4) The Army Barracks

Tom and I wandered into the former Collins Army Barracks on the walk back from Phoenix Park. The site is now home to the National Museum of Ireland for Decorative Arts and History. It was a solution to get out of the rain for a while! It’s also  not the sort of place I would have chosen, had a planned it out beforehand. Luckily, sometimes things just happen for the best and I actually found the museum (which is completely free) really interesting. The core exhibition is a tribute to Ireland’s Military History, including (of course) the 1916 uprising. As someone who was completely dense and naive to Irelands past (we studied the potato famine at school briefly when we were doing Seamus Heaney’s poetry in English, but that’s about the extent of it) it made for a very educational afternoon.

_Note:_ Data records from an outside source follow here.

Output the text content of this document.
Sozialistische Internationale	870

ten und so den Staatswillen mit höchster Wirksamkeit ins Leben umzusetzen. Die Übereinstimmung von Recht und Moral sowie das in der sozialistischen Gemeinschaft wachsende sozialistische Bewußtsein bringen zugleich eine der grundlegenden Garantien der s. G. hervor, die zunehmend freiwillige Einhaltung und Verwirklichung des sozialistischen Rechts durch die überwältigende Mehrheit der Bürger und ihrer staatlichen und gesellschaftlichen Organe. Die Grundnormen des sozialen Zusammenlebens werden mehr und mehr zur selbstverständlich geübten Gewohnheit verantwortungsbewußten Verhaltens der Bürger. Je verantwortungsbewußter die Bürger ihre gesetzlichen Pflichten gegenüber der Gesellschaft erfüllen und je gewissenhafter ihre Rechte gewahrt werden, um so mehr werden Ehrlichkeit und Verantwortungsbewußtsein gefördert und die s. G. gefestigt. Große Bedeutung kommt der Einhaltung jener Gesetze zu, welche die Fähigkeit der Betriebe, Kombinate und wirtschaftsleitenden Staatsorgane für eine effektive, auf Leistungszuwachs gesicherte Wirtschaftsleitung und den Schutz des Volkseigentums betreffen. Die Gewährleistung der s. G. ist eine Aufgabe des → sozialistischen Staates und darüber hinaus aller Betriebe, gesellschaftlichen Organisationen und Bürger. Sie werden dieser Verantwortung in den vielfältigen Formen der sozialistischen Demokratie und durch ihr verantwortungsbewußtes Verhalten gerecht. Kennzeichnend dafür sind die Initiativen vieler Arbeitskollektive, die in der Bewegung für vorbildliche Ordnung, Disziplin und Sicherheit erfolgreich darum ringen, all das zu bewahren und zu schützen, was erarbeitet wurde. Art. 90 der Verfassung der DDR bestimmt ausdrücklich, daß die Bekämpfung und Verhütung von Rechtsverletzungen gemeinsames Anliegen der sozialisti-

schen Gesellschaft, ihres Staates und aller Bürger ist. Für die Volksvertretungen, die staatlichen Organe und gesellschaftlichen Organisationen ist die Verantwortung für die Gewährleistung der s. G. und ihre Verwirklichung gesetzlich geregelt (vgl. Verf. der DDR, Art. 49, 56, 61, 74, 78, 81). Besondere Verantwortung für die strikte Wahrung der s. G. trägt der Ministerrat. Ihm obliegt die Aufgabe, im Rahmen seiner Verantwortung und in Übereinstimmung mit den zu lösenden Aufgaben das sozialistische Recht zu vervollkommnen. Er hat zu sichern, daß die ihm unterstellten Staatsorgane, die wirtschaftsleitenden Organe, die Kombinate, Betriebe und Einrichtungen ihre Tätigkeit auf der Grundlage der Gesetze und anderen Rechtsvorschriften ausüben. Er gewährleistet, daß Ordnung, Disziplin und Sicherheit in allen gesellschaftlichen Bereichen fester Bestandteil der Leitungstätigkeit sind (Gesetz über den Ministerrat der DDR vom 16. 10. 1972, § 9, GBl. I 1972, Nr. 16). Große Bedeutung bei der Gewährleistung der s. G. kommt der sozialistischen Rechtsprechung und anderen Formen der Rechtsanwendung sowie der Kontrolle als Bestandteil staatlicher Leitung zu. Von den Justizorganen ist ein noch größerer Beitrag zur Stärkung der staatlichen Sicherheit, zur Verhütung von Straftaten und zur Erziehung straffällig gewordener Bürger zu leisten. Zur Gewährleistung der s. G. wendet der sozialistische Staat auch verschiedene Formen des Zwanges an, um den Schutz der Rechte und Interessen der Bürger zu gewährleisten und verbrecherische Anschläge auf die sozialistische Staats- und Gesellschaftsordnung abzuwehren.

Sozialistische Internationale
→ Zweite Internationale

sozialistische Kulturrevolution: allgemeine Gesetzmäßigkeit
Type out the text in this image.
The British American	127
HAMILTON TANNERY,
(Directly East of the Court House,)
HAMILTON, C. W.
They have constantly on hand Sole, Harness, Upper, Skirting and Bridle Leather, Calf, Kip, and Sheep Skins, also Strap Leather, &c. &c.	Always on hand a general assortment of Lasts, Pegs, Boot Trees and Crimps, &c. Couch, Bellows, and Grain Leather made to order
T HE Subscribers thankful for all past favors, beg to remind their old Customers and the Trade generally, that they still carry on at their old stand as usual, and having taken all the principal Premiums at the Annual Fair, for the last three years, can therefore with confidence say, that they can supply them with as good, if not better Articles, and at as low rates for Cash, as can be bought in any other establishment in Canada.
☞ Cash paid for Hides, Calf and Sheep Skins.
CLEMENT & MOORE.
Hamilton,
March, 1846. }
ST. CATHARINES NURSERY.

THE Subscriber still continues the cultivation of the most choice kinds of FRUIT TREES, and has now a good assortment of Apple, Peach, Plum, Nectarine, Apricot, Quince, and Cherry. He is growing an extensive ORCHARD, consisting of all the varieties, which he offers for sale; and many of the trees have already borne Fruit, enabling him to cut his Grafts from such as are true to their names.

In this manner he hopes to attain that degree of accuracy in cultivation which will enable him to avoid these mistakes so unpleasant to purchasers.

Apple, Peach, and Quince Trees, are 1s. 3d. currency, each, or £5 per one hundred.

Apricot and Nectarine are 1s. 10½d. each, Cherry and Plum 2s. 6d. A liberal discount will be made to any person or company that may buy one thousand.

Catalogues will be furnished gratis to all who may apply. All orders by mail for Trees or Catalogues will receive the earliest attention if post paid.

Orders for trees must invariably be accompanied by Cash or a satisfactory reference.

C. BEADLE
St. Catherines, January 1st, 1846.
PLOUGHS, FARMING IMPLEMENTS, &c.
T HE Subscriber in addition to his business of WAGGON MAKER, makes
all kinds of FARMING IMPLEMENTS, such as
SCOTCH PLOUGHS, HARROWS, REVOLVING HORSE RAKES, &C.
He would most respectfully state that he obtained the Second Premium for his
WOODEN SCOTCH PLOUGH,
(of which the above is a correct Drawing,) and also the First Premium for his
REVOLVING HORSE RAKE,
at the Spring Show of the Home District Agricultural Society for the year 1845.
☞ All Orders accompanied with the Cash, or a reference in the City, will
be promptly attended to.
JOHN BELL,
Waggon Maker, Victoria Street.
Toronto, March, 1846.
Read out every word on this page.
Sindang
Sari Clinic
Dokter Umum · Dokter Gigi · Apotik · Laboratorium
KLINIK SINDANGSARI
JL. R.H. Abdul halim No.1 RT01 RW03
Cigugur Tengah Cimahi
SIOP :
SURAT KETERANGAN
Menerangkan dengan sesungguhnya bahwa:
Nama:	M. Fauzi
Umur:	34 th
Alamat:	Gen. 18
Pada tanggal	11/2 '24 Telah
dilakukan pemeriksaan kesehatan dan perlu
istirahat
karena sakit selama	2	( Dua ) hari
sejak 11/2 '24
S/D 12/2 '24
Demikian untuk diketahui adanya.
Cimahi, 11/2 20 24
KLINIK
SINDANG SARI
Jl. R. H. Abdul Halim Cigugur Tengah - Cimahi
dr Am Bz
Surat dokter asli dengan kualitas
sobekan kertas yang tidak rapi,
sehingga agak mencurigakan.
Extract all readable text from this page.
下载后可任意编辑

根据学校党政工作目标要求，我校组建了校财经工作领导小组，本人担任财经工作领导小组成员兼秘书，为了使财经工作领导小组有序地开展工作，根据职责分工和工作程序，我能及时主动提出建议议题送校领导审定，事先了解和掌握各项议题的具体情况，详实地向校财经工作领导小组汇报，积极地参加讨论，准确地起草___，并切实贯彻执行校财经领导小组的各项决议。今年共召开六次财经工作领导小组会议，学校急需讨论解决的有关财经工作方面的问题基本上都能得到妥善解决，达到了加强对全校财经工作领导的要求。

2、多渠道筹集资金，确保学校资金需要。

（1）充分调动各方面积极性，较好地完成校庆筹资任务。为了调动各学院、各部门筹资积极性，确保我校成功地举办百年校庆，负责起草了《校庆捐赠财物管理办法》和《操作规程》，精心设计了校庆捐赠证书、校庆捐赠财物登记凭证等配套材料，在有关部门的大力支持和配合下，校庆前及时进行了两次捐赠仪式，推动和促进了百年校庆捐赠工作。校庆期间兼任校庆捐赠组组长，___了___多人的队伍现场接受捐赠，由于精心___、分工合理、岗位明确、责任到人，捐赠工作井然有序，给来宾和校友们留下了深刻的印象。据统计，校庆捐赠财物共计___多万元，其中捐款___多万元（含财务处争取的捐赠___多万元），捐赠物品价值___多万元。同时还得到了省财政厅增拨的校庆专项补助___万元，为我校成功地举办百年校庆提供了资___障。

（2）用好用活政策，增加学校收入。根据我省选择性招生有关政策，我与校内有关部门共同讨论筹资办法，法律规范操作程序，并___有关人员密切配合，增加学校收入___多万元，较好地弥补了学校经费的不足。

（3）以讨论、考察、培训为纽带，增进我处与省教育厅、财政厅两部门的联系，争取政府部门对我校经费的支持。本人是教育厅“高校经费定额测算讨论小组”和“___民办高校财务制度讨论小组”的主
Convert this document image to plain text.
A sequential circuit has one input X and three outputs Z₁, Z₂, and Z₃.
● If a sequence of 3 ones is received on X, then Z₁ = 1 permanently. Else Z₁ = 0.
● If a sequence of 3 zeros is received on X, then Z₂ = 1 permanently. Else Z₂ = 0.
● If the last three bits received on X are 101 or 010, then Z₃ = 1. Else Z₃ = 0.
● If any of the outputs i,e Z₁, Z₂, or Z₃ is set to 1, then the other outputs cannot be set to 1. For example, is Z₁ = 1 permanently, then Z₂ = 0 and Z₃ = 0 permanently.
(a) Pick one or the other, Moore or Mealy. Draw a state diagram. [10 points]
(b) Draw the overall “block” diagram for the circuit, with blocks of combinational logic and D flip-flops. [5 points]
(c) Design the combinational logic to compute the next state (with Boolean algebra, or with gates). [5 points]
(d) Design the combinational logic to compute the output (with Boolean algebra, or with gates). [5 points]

5) Trinity College Library and Marsh’s Library

If you hadn’t already gathered, I’m a die-hard lover of all things book related. Nothing makes me happier than curling up with a good book and a cup of tea. I always manage to find or stumble across a new library or fun bookstore whenever I visit somewhere new. Dublin was a haven for me. It seems that around every corner and in every other building there’s a library to visit. Trinity College library is a breathtaking sight even for non-bookworms, whilst Marsh’s library (round the back of St. Patricks Cathedral) has been perfectly preserved since the 18th century. You may not be able to understand what is written in the books, but it’s enough just to be surrounded by them!